On the other hand, the FOI Act recognises the public interest in the protection of the right to privacy both in the language of section 37 and the Long Title to the Act (which makes clear that the release of records under FOI must be consistent with the right to privacy). It is also worth noting that the right to privacy has a constitutional dimension, as one of the unenumerated personal rights under the Constitution. Privacy rights, therefore, will be set aside only where the public interest served by granting release (and breaching those rights) is sufficiently strong to outweigh the public interest in protecting privacy. Moreover, I must have regard to the fact that the release of information under FOI must be regarded as, potentially at least, release to the world at large. As I have highlighted above, any decision to grant access to such information would be on the basis that there is an overriding public interest in the release of the records effectively to the world at large that outweighs the privacy rights of the third party individuals concerned. As I have also outlined above, the Supreme Court found that a general principle of openness does not suffice to direct release of records in the public interest and “there must be a sufficiently specific, cogent and fact-based reason to tip the balance in favour of disclosure”.
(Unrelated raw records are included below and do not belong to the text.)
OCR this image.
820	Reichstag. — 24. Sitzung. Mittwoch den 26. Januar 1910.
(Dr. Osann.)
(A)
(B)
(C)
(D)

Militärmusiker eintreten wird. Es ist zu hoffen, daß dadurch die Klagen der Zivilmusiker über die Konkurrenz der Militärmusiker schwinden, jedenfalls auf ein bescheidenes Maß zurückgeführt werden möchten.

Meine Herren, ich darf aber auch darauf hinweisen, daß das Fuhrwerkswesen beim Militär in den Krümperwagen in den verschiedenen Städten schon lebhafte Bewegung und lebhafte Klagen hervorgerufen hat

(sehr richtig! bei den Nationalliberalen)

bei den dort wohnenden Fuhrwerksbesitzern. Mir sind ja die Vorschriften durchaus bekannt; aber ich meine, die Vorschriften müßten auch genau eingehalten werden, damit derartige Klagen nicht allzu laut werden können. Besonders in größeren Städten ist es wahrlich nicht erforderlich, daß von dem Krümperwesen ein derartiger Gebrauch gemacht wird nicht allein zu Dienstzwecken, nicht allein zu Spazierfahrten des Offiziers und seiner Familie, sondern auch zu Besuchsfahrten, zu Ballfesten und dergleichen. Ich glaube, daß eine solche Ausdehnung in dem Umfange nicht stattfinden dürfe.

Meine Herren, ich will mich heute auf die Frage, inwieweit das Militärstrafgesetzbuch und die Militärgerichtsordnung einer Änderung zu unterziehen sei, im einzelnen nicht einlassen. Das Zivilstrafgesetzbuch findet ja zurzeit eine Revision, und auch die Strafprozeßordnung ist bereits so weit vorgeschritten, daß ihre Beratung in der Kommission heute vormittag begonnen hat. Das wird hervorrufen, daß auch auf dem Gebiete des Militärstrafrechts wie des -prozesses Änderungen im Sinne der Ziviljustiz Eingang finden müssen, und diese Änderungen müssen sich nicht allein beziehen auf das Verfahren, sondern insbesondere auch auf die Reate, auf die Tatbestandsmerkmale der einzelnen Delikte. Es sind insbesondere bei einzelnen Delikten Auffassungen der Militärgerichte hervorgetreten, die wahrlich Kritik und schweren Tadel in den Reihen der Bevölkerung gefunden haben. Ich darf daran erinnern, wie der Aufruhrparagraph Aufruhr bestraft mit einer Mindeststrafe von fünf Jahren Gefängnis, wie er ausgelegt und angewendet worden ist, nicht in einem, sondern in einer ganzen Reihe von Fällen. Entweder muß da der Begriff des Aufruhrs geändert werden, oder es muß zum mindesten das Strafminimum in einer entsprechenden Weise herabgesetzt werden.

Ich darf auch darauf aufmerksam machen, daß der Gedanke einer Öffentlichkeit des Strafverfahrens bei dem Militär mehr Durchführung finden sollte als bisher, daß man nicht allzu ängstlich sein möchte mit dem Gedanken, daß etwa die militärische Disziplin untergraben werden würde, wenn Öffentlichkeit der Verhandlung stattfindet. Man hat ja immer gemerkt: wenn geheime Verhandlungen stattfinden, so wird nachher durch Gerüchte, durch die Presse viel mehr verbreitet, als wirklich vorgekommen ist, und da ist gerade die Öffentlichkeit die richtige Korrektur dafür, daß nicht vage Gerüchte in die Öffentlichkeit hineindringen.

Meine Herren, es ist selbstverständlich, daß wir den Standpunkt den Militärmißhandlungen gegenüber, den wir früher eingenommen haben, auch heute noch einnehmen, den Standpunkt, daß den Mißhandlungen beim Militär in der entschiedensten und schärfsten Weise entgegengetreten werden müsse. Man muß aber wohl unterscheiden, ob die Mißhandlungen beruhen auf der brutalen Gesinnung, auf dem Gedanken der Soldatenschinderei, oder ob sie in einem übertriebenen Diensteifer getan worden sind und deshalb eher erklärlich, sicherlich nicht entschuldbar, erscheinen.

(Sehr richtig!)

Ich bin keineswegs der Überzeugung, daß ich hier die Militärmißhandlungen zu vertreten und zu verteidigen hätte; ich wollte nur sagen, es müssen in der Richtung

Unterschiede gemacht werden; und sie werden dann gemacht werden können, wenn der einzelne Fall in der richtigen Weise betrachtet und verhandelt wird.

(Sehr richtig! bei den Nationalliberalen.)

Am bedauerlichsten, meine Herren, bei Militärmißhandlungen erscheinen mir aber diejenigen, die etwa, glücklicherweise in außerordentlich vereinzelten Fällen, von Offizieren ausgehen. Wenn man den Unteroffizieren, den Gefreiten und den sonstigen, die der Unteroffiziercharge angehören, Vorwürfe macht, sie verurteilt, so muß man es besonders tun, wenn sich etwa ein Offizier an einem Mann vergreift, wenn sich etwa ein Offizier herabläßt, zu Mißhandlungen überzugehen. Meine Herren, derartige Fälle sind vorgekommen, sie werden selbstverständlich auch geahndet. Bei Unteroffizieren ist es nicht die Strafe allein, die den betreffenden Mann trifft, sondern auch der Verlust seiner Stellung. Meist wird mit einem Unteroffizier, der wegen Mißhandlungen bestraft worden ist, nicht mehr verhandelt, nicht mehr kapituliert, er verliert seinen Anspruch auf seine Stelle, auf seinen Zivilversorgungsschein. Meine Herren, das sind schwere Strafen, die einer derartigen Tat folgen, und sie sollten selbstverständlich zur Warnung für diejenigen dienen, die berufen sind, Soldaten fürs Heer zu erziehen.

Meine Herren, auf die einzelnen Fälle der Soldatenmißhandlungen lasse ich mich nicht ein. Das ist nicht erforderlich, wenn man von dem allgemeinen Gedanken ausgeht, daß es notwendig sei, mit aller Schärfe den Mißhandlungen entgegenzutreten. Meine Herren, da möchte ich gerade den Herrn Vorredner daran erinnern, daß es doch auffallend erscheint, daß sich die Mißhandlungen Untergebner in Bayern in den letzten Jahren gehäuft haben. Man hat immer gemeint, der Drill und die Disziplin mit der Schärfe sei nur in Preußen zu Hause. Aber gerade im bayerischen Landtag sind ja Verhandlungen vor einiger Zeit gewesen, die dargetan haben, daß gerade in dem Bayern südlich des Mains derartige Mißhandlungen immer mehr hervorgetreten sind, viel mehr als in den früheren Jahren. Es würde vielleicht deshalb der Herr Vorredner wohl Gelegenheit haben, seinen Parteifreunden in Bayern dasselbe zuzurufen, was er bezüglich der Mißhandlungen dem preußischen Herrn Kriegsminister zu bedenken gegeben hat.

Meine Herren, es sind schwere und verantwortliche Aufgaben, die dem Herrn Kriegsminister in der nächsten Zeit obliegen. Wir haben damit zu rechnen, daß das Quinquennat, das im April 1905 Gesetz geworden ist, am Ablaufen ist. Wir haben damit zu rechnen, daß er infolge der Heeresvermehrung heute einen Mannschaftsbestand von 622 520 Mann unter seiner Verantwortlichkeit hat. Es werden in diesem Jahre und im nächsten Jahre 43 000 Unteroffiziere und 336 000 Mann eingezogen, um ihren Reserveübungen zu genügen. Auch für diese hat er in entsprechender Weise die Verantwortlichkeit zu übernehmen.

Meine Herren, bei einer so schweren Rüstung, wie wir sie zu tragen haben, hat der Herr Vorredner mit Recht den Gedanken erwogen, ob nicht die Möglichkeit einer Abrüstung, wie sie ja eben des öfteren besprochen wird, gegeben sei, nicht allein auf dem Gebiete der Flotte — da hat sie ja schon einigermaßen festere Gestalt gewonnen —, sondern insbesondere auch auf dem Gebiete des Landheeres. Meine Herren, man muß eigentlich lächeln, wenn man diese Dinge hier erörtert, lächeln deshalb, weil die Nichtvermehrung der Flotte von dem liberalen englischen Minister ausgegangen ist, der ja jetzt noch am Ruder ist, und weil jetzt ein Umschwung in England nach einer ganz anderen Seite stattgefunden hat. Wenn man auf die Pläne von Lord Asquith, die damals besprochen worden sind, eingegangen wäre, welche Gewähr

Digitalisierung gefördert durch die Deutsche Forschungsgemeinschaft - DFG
It seems to me, that the public interest in enhancing the transparency and accountability of the HSE in relation to how it carries out its functions concerning mental health services in this case has been met to a large extent by the release of a significant amount of the information at issue. In processing this FOI request, it seems to me that the HSE has endeavoured to release the records to the greatest extent possible whilst seeking to protect the privacy rights of third-parties. The question I must consider is whether the public interest in ensuring the further transparency and accountability of HSE by releasing the remaining information withheld in the records at issue outweighs, on balance, the public interest in protecting the privacy rights of the third-parties concerned. Having regard to the sensitive nature of the context in which the information is held, to the significant protection afforded to privacy rights, and to that fact that the release of records under section 37(5)(a) must be regarded effectively as release to the world at large, I am satisfied that it does not. I find, therefore, that section 37(5)(a) does not apply.
Having carried out a review under section 22(2) of the FOI Act, I hereby vary the HSE’s decision. I find that the HSE was justified in redacting certain information from the records at issue under section 37(1) of the FOI Act. I find that it was not justified in refusing further access to records under section 15(1)(a) of the Act in so far as the request included a request for the prescription records and I direct the HSE to conduct a fresh decision-making process in respect of those records.
Section 24 of the FOI Act sets out detailed provisions for an appeal to the High Court by a party to a review, or any other person affected by the decision. In summary, such an appeal,
normally on a point of law, must be initiated by the applicant not later than eight weeks after notice of the decision was given, and by any other party not later than four weeks after notice of the decision was given.